È difficile identificare un’unica causa scaturente il cancro: vi sono sicuramente fattori genetici e ambientali che predispongono maggiormente alcuni soggetti rispetto che altri, ma in codesto gioco di ruoli non si può credere che i fattori psicologici individuali non detengano un’importanza fondamentale.

Nel 1966 Le Shan, con uno studio basato su 450 casi, stabilì che un aiuto psicologico su soggetti malati contribuiva a rallentare in modo significativo la crescita e il peggioramento della malattia (ricorrere a tali aiuti, dunque, è fondamentale anche nei casi di terminalità).

In queste situazioni, molto spesso il paziente ha la necessità di risolvere delle urgenze, rispondere a domande, risolvere dubbi, questioni e dilemmi esistenziali. Per tale motivo, ritagliarsi degli spazi adibiti allo sfogo attraverso la parola è sicuramente salutare, dal momento che tale supporto aiuta a sentirsi maggiormente capiti, a sentirsi accolti e a percepirsi molto meno “extraterrestri in un mondo di sani”.
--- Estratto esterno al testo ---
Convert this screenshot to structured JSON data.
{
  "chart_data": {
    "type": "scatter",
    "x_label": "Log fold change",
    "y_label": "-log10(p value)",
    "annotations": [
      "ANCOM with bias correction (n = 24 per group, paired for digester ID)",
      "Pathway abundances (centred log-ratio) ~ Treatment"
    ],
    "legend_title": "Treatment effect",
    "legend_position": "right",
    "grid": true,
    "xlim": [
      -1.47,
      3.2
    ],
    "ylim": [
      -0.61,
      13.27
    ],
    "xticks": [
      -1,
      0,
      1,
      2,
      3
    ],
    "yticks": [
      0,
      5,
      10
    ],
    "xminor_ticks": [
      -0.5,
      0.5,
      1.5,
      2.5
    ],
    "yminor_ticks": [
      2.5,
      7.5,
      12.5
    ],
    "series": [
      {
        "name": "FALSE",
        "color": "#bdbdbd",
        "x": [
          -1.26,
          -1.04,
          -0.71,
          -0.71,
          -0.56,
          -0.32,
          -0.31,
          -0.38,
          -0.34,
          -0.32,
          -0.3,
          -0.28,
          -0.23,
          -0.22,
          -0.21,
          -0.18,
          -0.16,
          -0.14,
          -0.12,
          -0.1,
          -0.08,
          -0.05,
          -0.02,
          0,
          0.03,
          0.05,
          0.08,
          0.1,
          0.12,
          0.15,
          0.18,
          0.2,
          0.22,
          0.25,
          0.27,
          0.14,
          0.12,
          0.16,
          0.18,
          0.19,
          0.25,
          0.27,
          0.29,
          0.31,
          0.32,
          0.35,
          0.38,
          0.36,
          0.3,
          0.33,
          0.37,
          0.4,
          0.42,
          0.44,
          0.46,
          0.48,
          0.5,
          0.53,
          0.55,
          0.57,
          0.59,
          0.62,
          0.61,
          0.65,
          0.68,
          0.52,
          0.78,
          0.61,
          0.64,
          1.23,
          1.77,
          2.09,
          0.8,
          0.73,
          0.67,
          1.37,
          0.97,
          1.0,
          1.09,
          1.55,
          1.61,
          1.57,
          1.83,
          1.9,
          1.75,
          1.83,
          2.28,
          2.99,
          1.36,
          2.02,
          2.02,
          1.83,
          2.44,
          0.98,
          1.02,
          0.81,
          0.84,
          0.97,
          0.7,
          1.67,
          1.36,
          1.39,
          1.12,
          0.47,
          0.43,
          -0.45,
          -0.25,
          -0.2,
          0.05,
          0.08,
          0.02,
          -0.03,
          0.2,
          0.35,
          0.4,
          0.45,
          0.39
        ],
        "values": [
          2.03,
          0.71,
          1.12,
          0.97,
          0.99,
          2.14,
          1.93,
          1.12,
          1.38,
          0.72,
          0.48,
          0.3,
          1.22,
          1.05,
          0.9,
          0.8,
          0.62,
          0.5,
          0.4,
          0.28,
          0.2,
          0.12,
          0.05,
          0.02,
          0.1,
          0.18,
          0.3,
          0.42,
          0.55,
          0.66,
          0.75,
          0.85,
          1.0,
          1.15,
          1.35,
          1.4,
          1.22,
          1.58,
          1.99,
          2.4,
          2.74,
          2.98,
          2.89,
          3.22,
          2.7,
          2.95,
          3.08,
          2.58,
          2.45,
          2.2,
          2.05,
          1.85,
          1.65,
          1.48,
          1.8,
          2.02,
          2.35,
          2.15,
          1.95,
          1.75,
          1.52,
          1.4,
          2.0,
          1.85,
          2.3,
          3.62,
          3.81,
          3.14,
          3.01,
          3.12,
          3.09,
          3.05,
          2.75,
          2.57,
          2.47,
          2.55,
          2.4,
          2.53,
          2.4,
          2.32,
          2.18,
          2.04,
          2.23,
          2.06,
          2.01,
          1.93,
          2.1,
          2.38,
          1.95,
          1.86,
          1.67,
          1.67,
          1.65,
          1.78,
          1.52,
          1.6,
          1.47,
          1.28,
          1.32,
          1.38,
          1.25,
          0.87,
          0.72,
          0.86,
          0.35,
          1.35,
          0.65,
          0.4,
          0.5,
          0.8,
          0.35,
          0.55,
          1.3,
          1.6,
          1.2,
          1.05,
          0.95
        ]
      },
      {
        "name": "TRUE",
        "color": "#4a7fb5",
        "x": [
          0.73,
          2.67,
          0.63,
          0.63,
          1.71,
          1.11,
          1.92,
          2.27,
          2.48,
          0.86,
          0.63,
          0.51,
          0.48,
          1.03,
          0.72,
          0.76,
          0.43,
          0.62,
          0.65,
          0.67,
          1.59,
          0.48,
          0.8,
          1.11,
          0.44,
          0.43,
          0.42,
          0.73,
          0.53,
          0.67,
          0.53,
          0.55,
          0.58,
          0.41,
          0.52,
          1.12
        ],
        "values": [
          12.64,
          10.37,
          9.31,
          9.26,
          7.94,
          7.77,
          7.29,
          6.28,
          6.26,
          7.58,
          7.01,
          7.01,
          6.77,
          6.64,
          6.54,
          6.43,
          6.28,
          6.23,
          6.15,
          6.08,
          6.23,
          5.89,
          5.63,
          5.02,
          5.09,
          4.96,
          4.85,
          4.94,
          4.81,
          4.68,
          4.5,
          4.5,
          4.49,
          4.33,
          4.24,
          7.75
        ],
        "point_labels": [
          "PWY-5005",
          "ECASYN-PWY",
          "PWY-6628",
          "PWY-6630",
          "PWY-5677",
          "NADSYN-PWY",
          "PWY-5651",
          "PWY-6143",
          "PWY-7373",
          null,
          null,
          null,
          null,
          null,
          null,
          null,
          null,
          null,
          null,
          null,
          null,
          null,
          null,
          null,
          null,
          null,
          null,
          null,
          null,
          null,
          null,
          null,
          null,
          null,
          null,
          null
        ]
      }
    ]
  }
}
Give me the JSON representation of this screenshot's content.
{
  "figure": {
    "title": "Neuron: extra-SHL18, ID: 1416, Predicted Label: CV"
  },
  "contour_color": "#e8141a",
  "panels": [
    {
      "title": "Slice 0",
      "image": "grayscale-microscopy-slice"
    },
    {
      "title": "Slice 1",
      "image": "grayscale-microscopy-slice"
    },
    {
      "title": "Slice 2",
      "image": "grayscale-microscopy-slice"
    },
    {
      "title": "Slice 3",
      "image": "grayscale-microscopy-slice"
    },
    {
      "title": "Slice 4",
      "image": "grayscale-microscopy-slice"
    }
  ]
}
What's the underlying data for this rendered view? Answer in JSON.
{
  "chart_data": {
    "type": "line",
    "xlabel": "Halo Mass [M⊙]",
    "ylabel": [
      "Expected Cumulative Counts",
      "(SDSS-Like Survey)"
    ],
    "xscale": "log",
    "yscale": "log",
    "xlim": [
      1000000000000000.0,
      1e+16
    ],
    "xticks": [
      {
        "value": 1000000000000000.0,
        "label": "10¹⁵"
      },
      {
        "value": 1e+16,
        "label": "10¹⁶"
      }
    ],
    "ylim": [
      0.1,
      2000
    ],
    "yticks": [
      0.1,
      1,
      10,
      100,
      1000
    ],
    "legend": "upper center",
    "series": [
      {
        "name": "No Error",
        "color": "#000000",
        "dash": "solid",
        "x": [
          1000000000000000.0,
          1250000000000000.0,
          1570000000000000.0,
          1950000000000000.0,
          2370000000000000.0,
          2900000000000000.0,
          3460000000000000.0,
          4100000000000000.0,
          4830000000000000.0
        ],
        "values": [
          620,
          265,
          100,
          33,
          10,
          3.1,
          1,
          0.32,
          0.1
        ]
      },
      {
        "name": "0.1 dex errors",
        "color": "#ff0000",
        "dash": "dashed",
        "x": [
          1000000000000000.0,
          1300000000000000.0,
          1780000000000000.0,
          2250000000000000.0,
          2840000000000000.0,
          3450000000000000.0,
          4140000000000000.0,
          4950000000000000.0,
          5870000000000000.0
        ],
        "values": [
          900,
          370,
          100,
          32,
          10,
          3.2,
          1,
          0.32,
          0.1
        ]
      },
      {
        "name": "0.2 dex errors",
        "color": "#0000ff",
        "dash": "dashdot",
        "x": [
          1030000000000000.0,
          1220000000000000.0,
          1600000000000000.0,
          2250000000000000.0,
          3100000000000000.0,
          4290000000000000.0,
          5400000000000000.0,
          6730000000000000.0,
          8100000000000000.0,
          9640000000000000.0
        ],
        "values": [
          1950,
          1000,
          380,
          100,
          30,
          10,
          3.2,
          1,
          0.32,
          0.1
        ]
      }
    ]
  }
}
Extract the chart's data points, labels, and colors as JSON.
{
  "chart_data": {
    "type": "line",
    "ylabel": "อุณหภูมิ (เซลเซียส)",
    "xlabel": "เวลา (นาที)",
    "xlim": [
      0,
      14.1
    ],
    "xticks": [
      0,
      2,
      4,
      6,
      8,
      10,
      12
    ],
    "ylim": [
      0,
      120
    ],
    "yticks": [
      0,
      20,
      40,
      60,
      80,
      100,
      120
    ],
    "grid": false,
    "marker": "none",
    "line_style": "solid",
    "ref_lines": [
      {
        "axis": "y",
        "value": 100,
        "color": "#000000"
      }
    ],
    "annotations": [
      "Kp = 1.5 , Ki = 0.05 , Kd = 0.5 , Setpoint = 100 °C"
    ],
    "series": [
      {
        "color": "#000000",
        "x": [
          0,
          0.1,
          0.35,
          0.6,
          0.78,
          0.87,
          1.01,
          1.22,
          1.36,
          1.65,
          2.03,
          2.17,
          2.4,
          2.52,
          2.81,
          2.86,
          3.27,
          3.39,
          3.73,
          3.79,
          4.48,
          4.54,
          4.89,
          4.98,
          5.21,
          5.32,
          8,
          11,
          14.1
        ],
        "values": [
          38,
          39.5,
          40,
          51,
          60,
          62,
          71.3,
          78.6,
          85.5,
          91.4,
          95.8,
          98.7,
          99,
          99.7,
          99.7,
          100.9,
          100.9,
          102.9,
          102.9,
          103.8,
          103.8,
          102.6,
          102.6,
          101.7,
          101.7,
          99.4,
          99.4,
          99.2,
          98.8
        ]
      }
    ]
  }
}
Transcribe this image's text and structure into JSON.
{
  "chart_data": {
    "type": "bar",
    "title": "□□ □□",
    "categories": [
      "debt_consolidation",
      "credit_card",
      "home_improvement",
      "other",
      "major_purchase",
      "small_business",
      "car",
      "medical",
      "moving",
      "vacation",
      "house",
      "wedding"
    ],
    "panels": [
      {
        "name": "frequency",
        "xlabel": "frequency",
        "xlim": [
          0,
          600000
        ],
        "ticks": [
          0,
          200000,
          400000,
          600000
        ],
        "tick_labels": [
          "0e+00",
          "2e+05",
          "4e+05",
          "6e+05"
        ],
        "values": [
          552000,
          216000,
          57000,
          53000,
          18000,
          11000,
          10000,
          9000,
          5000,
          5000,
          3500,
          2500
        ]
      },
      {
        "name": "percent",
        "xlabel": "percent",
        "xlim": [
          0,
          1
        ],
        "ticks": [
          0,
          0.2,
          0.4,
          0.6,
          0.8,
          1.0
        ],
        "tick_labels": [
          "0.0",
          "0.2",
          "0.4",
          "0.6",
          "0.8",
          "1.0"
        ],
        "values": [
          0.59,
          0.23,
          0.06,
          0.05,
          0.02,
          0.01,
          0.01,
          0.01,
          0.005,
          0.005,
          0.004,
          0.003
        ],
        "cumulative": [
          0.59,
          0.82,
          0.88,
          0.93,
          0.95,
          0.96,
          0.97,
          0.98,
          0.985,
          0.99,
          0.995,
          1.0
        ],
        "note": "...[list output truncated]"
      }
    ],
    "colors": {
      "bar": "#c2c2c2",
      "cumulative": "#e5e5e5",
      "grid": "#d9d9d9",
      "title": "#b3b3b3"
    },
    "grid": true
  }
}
Lavorare insieme sulle emozioni, tramite un buon lavoro psicosociale, è un elevato predittore di salute; è importante autorizzare ed autorizzarsi ad esprimere le emozioni provate, qualsiasi sia il contenuto di esse (potendo essere queste molto variegate). Tutto ciò permette di creare sollievo, di mettersi in una situazione per poter essere accettati dagli altri, elaborando ciò che si sta vivendo e liberandosi dei carichi eccessivi trasportati.

Le parole possono essere dunque dei muri o possono essere trasformate in finestre, migliorando la fiducia nei confronti delle cure e la soddisfazione dell’aiuto ricevuto.